Foreigners step up selling in Japanese stocks
Foreign investors stepped up selling in Japanese equities last week due to jitters over a fast-spreading coronavirus outbreak in China, the world's second-largest economy. They sold a net 782.85 billion yen ($7.12 billion) of Japanese stocks, including cash equities and futures, in the week ended Jan. 24, the highest since early August 2019, data from Japanese stock exchanges showed.
Investors sold a net 542.7 billion yen worth of derivatives, and 240.15 billion yen in cash markets, according to the data. Last week, confirmed cases of the coronavirus surpassed the SARS epidemic of 2002, and curbed appetite for risk assets globally.
The death toll from the virus jumped to 563 people in mainland China as of Wednesday, the health authority said.

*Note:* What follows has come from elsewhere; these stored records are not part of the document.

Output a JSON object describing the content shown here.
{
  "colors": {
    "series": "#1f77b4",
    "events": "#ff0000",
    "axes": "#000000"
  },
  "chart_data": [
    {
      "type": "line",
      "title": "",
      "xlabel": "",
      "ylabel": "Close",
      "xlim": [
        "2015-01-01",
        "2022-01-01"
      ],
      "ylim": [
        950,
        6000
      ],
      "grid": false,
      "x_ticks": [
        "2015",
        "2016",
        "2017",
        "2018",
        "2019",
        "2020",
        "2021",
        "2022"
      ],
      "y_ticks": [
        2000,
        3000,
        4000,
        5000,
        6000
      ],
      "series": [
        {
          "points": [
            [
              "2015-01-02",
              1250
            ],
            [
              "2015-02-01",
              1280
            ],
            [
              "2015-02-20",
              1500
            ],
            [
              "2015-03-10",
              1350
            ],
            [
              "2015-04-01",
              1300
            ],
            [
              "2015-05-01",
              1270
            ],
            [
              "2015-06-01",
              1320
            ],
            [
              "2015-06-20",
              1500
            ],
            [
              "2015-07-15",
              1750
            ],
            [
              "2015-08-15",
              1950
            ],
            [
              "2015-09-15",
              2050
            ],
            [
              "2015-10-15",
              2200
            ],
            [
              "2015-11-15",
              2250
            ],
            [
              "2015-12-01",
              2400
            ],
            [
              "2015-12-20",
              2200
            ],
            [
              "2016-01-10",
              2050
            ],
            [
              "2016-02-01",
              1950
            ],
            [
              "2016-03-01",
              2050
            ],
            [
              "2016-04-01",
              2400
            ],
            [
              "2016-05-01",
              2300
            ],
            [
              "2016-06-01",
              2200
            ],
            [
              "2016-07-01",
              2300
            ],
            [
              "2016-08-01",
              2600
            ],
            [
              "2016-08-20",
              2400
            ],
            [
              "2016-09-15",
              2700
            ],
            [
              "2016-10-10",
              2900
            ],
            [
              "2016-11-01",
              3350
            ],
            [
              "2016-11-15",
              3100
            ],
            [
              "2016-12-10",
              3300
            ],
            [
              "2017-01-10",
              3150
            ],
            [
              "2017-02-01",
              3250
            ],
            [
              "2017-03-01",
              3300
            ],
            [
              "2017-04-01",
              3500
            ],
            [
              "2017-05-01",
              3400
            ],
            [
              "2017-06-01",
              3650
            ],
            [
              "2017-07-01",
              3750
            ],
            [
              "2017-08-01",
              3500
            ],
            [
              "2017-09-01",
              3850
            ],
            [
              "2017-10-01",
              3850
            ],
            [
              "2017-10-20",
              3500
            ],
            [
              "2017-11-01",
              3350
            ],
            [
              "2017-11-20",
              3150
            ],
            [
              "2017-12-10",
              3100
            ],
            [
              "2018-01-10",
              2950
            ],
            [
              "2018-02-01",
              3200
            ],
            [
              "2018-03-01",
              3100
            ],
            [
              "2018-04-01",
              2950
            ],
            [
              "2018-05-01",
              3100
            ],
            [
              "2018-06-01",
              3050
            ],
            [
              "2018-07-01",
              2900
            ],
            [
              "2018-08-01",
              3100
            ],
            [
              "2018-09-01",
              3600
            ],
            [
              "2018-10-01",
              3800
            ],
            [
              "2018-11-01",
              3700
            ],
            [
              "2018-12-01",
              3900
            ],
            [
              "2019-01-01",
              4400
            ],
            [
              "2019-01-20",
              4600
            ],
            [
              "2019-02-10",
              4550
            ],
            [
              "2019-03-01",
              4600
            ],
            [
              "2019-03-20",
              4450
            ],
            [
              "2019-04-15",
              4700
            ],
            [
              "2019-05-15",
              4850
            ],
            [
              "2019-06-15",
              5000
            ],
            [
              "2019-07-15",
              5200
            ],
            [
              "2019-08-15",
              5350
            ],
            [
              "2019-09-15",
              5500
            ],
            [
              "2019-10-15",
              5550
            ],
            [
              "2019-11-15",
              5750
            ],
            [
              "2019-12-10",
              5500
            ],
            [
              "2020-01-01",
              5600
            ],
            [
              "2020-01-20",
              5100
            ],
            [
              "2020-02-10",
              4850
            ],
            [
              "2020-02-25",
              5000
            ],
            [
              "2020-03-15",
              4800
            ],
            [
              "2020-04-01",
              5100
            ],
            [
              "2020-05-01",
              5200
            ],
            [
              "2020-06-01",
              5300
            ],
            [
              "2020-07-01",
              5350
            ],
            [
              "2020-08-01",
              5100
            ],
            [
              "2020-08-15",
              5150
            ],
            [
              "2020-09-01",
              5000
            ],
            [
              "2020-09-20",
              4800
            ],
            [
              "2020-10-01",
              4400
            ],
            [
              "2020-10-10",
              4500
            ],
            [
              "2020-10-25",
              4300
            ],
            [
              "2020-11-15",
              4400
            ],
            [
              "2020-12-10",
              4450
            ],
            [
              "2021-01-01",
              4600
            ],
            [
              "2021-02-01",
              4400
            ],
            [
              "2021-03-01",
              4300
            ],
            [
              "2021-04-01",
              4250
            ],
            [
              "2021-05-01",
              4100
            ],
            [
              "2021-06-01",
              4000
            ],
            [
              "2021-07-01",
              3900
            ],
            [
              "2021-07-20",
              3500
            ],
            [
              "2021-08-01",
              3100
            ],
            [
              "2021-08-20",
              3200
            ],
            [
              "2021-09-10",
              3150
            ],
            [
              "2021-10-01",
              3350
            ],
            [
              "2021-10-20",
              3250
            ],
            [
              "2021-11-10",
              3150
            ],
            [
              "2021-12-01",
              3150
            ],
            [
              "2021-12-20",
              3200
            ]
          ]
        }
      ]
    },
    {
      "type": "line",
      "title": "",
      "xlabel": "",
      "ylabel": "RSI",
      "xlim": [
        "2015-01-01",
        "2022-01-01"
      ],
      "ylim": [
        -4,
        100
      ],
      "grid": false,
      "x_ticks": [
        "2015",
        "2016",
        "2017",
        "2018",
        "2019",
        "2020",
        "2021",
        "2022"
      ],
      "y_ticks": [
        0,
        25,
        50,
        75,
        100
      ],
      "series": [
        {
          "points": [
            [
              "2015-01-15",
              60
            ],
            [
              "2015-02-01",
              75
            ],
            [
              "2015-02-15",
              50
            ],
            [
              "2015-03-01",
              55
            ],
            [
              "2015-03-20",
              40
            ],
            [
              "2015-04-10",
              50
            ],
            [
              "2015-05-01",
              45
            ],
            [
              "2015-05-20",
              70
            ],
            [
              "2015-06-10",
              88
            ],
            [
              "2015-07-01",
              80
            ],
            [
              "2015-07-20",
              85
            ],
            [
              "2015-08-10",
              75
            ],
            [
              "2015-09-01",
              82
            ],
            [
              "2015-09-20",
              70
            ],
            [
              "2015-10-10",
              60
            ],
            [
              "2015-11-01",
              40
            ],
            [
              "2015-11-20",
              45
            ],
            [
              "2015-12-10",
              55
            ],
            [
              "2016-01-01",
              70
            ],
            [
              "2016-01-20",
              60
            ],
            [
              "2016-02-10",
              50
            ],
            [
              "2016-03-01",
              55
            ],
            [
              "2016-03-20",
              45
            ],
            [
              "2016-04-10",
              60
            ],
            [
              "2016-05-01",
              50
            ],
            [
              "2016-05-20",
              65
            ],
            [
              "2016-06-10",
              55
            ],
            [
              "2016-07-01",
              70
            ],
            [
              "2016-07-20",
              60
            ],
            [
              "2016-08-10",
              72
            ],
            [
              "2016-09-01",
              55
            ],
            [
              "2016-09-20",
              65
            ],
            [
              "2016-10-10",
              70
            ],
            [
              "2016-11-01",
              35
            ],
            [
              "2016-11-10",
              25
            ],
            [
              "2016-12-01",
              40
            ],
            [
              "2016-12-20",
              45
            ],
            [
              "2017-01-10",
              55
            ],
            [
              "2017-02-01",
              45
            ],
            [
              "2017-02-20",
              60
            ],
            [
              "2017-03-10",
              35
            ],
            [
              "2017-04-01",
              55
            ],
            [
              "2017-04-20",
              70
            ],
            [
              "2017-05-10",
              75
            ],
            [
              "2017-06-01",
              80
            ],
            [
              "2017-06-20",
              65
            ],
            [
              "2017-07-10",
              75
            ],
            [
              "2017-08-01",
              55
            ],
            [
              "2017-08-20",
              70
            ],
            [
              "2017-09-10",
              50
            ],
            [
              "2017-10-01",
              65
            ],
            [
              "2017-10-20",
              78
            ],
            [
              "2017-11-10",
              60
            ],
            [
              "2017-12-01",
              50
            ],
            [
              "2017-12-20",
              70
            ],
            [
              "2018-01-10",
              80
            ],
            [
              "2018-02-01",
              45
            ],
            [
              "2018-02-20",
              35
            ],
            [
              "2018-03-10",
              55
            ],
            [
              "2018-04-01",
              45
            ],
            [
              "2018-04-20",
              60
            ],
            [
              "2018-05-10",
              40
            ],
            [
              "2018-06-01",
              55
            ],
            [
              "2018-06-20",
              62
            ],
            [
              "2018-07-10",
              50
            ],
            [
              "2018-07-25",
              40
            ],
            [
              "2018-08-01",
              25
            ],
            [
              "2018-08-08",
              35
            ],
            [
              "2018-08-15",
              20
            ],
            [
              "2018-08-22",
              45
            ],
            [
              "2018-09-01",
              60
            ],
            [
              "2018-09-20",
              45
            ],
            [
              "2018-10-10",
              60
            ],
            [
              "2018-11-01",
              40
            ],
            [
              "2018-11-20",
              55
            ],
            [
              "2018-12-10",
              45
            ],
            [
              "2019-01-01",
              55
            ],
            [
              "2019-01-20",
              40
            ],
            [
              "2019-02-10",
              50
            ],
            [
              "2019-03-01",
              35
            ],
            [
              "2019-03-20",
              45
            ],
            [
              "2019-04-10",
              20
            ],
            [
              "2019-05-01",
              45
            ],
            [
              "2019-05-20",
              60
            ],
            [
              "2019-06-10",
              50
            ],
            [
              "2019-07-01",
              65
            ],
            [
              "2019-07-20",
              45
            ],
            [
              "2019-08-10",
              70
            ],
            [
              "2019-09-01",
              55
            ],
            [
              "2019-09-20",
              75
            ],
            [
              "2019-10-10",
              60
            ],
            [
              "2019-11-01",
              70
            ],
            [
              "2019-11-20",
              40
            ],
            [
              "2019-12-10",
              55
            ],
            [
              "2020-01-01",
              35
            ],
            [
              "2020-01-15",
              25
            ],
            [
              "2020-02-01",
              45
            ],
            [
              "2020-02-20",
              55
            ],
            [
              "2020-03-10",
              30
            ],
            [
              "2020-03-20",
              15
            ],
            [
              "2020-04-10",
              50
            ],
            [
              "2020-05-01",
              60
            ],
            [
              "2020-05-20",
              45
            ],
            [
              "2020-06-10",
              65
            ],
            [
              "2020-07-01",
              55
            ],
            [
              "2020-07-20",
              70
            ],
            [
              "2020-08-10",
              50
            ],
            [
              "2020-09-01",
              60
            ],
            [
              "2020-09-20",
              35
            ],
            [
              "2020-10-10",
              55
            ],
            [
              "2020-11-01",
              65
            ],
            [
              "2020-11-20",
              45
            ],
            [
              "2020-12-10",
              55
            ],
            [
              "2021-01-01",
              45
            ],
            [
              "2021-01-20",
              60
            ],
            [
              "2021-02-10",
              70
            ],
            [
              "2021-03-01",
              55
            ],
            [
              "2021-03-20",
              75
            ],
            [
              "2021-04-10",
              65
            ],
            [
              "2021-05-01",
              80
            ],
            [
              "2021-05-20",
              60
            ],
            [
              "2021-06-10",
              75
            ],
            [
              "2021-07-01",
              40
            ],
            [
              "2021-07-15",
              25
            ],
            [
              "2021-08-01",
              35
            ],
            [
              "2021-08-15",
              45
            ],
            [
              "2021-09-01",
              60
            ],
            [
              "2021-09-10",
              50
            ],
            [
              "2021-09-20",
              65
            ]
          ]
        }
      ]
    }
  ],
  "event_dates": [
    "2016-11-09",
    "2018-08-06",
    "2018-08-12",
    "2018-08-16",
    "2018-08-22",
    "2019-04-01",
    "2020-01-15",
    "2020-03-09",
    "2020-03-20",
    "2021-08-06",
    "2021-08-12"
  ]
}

Last week, the Topix index and the Nikkei index both shed over 2.5% and marked their biggest weekly decline since early May 2019.
This week, both the indexes have rebounded as China announced a cut in tariffs on some imports from the United States and unveiled a slew of policy measures to restore investor confidence in the wake of the virus outbreak. Solid US economic data, including a jump in private-sector payrolls, also helped the rally.
Meanwhile, Japanese investors purchased 32.6 billion yen worth of overseas equities last week, their fifth successive weekly net buying, finance ministry data showed.